University of Denver Sturm College of Law professor César Cuauhtémoc García Hernández said the judicial obstacle to enforcing the rule is one the Trump administration itself created. “The problem here is … the Federal Vacancies Reform Act, which allows the Department of Homeland Security to create its own succession plan,” he said. “When DHS did do that under President Trump, it then did not actually follow the binding plan” it mandated.

Donato’s decision follows four other federal district court opinions that have rejected DHS immigration-related regulatory moves on grounds that Wolf, who resigned in the wake of the Jan. 6 insurrection at the U.S. Capitol, lacked the legal authority to act as acting secretary. One of those opinions, a November 2020 ruling by a federal judge in New York, invalidated the Trump administration’s effort to repeal the Deferred Action for Childhood Arrivals program instituted by President Barack Obama’s administration.

Garcia-Hernández pointed out that the risks to immigrants with a chance for asylum in the U.S. from the rule are great. “Advocates expressed an enormous amount of concern that, in that effort to expedite a silent decision-making, they were actually positioning people to lose viable asylum claims,” he said. The way this would have happened is that immigrants would lose eligibility for asylum if they spent “a significant amount of time in some third country,” according to Garcia-Hernández.

As for the effective bar on gender persecution claims, Garcia-Hernández said the rule would bar asylum even where gender-based persecution is done by gangs with the encouragement or knowledge of a foreign government.
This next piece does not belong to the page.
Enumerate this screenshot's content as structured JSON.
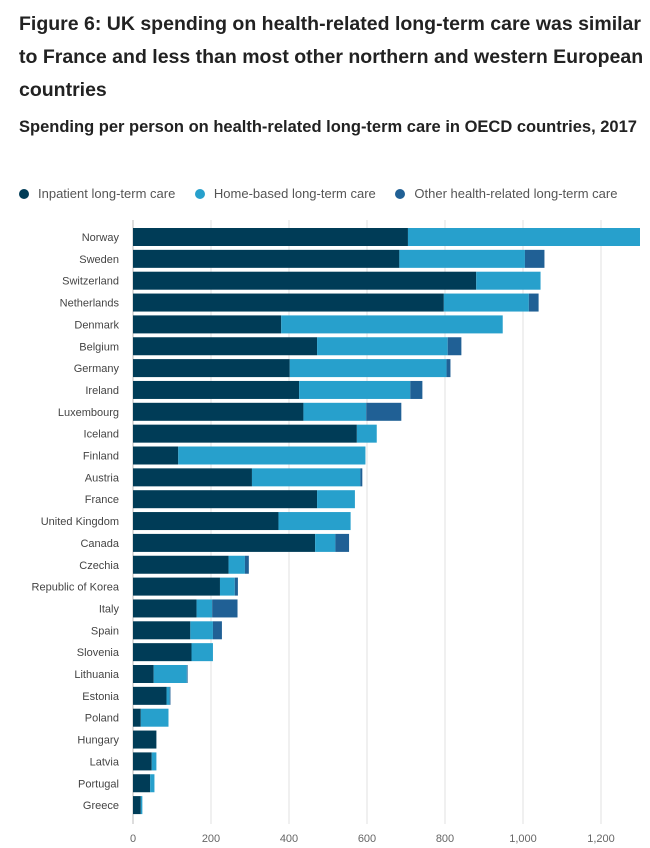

This, he explained, would be a troubling development in U.S. law. “Asylum law has never been about saving people from all forms of violence,” Garcia-Hernández said. “It’s very specific.” Included in the violence that can lead to an award of asylum is that perpetrated by governments. “A lot of violence is inflicted with the knowledge of police officers or prosecutors, who either do not prioritize prosecution of gender-based violent conduct or simply permit it,” Garcia-Hernández continued. “They turn the other eye or, in some cases, assist with that kind of violence.”

Potential asylees from the Central American region known as the Northern Triangle are especially vulnerable to this type of neverland of legalism. A November 2017 report by Amnesty International found that “Lesbian, Gay, Bisexual, Transgender and Intersex people are particularly exposed to violence in the Northern Triangle countries.” That reality led the United Nations Refugee Agency to conclude in March 2016 that LGBTI people in the Northern Triangle qualify for asylum protection under the 1951 Refugee Convention and its 1967 Protocol. “We know that, in some Central American countries, gangs have effectively displaced police officers and courts,” Garcia-Hernández said. “In other instances police officers and courts are fully working in partnership with gangs.”

While the U.S. has never joined the Refugee Convention, American law tracks the nation’s general obligation under international law to avoid the refoulement of refugees to their home countries. That is one reason the Immigration and Nationality Act makes asylum available to any “refugee,” a term that covers people who are at risk of “persecution” or who have a “well-founded fear of persecution on account of race, religion, nationality, membership in a particular social group, or political opinion” and to immigrants whose “life or freedom would be threatened in [their home] country because of [her or his] race, religion, nationality, membership in a particular social group, or political opinion.”

Whether the Department of Justice planned to ask the 9th U.S. Circuit Court of Appeals to stay Donato’s injunction was unclear at press time. The rule would have gone into effect Jan. 11.